Smaller independents are a necessary cog in an efficient Gulf of Mexico offshore business, he says. But the moratorium may minimize their presence, and opportunities, in the Gulf.

“We are all part of the health of the system,” Neal says, “It is its own little environment that needs all the pieces to be viable for the entire animal to be viable. The majors need independents to help support the vendors like boat companies, logging companies and everything else.”

Each group has a niche that contributes to the overall economics and viability of Gulf operations. Without smaller independents, even the majors would have issues with services, prospect generation and other key functions in the E&P life cycle. Also endangered: the component of competition in a healthy Gulf of Mexico business landscape.

“All parties are necessary. If we are not there, fewer projects will go into production,” says Neal. What is material to a major is vastly different than what is material to an independent, which can be profitable with a smaller discovery. And, competition between majors and independents directly benefits the government.

“Without independents, there will be less competition for leases. We have beat majors before in leases. That’s money that goes directly to Treasury,” Neal points out.

The new reality

Conditions in the Gulf have been permanently altered, along with the landscape of players and opportunities. What impact this will have on economic details such as production rates, lease bids, and jobs remains to be seen.

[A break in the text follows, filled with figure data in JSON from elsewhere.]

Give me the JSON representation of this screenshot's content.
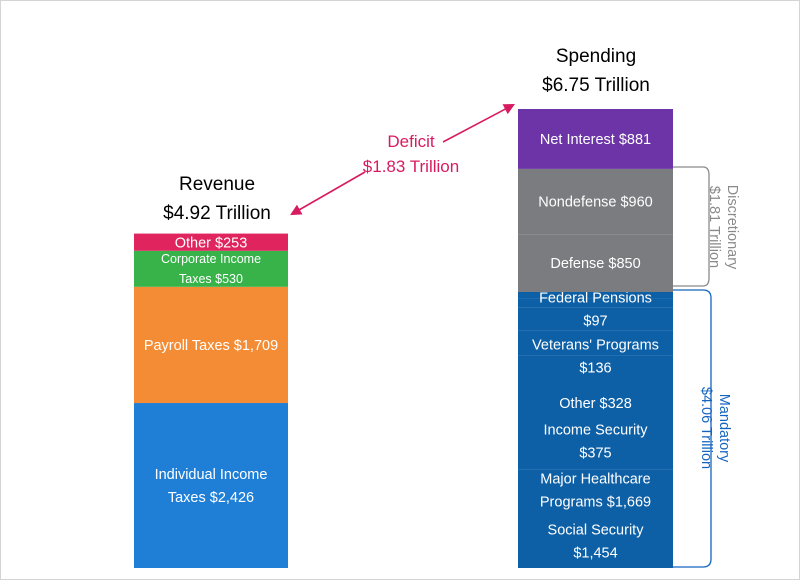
{
  "chart_data": {
    "type": "bar",
    "units": "billions of dollars",
    "revenue": {
      "title": "Revenue",
      "total": "$4.92 Trillion",
      "segments": [
        {
          "label_lines": [
            "Individual Income",
            "Taxes $2,426"
          ],
          "value": 2426,
          "color": "#1f7fd6"
        },
        {
          "label_lines": [
            "Payroll Taxes $1,709"
          ],
          "value": 1709,
          "color": "#f48c35"
        },
        {
          "label_lines": [
            "Corporate Income",
            "Taxes $530"
          ],
          "value": 530,
          "color": "#37b34a"
        },
        {
          "label_lines": [
            "Other $253"
          ],
          "value": 253,
          "color": "#e0245e"
        }
      ]
    },
    "spending": {
      "title": "Spending",
      "total": "$6.75 Trillion",
      "segments": [
        {
          "label_lines": [
            "Social Security",
            "$1,454"
          ],
          "value": 1454,
          "color": "#0d5fa6"
        },
        {
          "label_lines": [
            "Major Healthcare",
            "Programs $1,669"
          ],
          "value": 1669,
          "color": "#0d5fa6"
        },
        {
          "label_lines": [
            "Income Security",
            "$375"
          ],
          "value": 375,
          "color": "#0d5fa6"
        },
        {
          "label_lines": [
            "Other $328"
          ],
          "value": 328,
          "color": "#0d5fa6"
        },
        {
          "label_lines": [
            "Veterans' Programs",
            "$136"
          ],
          "value": 136,
          "color": "#0d5fa6"
        },
        {
          "label_lines": [
            "Federal Pensions",
            "$97"
          ],
          "value": 97,
          "color": "#0d5fa6"
        },
        {
          "label_lines": [
            "Defense $850"
          ],
          "value": 850,
          "color": "#7b7c80"
        },
        {
          "label_lines": [
            "Nondefense $960"
          ],
          "value": 960,
          "color": "#7b7c80"
        },
        {
          "label_lines": [
            "Net Interest $881"
          ],
          "value": 881,
          "color": "#6d34a8"
        }
      ]
    },
    "deficit": {
      "label": "Deficit",
      "value": "$1.83 Trillion",
      "color": "#d81b60"
    },
    "brackets": [
      {
        "title": "Discretionary",
        "value": "$1.81 Trillion",
        "color": "#8a8a8a"
      },
      {
        "title": "Mandatory",
        "value": "$4.06 Trillion",
        "color": "#1565c0"
      }
    ]
  }
}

Neal is pragmatic. “It’s just the world we live in today. My belief is you read the NTLs, and you comply.” Though there has now been a successful permit, no one is sure how many permits were not submitted, as companies waited for clarity. It is hoped that the recent issuance will remove some of the frustration about moving targets and a permitting process that seems to be a shot in the dark.

Neal doesn’t believe that BOEMRE engineers reviewing permits are under constraints, or are as punitive or arbitrary as some observers have implied.

“I’m sure they are all trying to do the best job possible, but there are different pressures. It’s very complex.” He would like more guidance on the subjective portions of the regulations.

“If you accept in today’s world you have to have a maximum-discharge case, and you have to plan for intervention and containment, and you want us to do that, that’s fine. But help us get there. Give us guidelines. Everyone wants to do a good job and no one wants this to happen again. I believe that totally.”